The template I use (which has evolved over a period of five to six years) is a unique tool, in my estimation. Every output page is full of useful information as opposed to fluff and provides me with a high-quality, comprehensive picture which enhances the task of prudent decision-making. I am very excited about this.
Managing a client’s portfolio is the lifeblood of any successful RIA firm. Therefore, it’s important to know how each and every account is allocated and to have a snapshot of their total holdings. This includes assets held with you as well as those which may be held at another firm for some reason.
It’s equally important to keep abreast of current market conditions. One of the first things I do each business day is turn on CNBC to see if the futures are up or down. I also keep an eye on the U.S. dollar versus other currencies, primarily the euro. Finally, I look at the price of oil. With a picture of my client’s accounts and a view of the markets and the economy, I can determine if I need to make any adjustments.

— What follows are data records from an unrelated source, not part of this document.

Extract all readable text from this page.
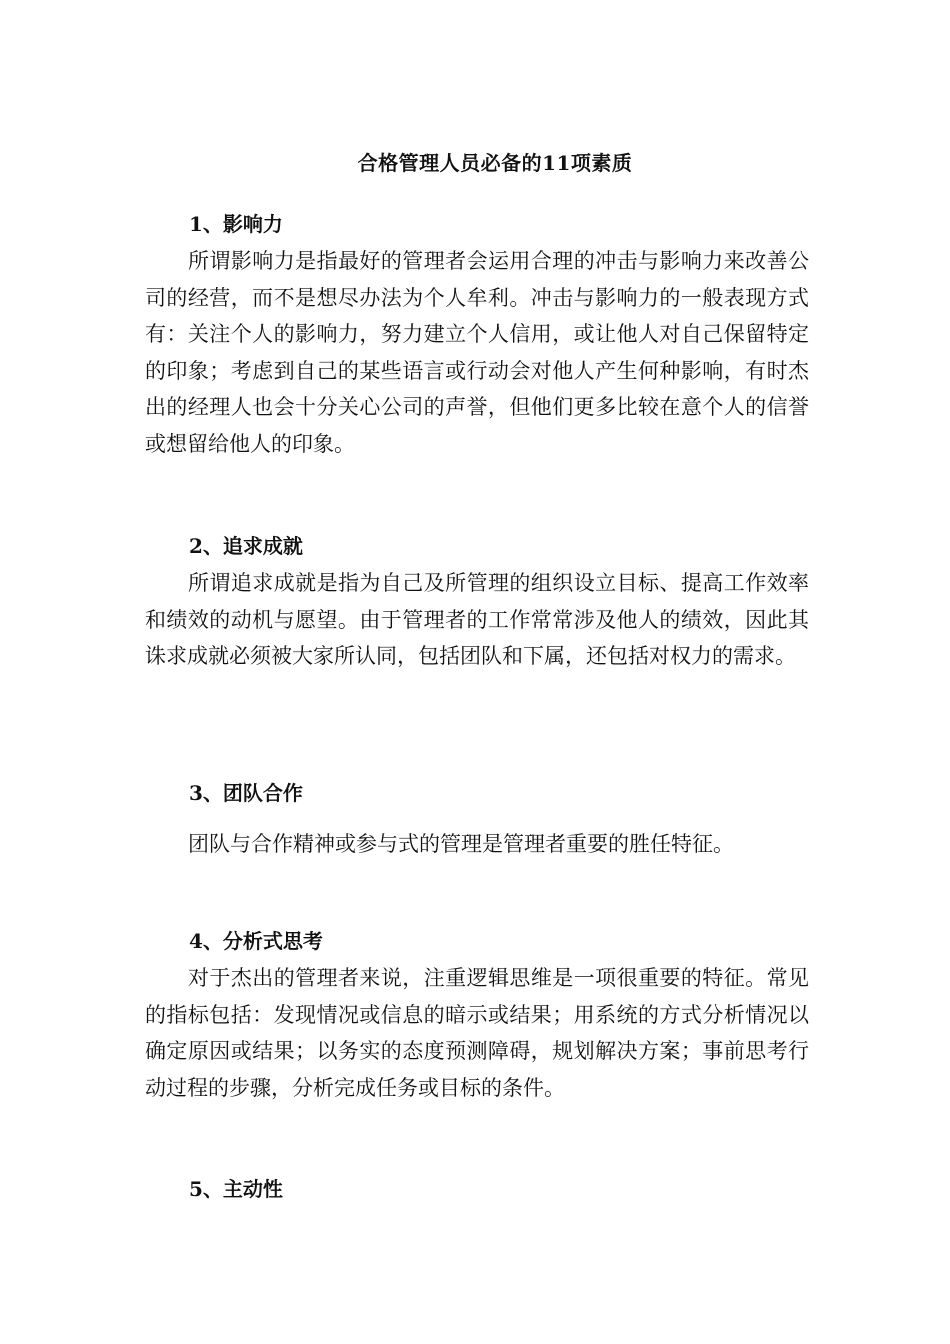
合格管理人员必备的11项素质
1、影响力

所谓影响力是指最好的管理者会运用合理的冲击与影响力来改善公司的经营，而不是想尽办法为个人牟利。冲击与影响力的一般表现方式有：关注个人的影响力，努力建立个人信用，或让他人对自己保留特定的印象；考虑到自己的某些语言或行动会对他人产生何种影响，有时杰出的经理人也会十分关心公司的声誉，但他们更多比较在意个人的信誉或想留给他人的印象。

2、追求成就

所谓追求成就是指为自己及所管理的组织设立目标、提高工作效率和绩效的动机与愿望。由于管理者的工作常常涉及他人的绩效，因此其诛求成就必须被大家所认同，包括团队和下属，还包括对权力的需求。

3、团队合作

团队与合作精神或参与式的管理是管理者重要的胜任特征。

4、分析式思考

对于杰出的管理者来说，注重逻辑思维是一项很重要的特征。常见的指标包括：发现情况或信息的暗示或结果；用系统的方式分析情况以确定原因或结果；以务实的态度预测障碍，规划解决方案；事前思考行动过程的步骤，分析完成任务或目标的条件。

5、主动性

For example, earlier this year I bought an oil ETF when oil was around $38 per barrel and later sold when it hit $70. During this time, I also acquired a couple of new clients. Since I had already bought into oil, these new clients didn’t have it in their portfolios. So at one point, I had some clients in and some out of oil. What I needed to be able to do was to see who had it and who didn’t. I could do this by searching for a particular security and viewing the report which shows all accounts that hold it. However, when you consider that each account has a number of different securities, knowing how each is allocated is very important to me. I have developed a method to track this and will share it in a future blog.
So how do you manage this process? How do you keep a close eye on the broad and subcategory allocation of each account under your purview? I’d like to hear your thoughts and, as always, thanks for reading.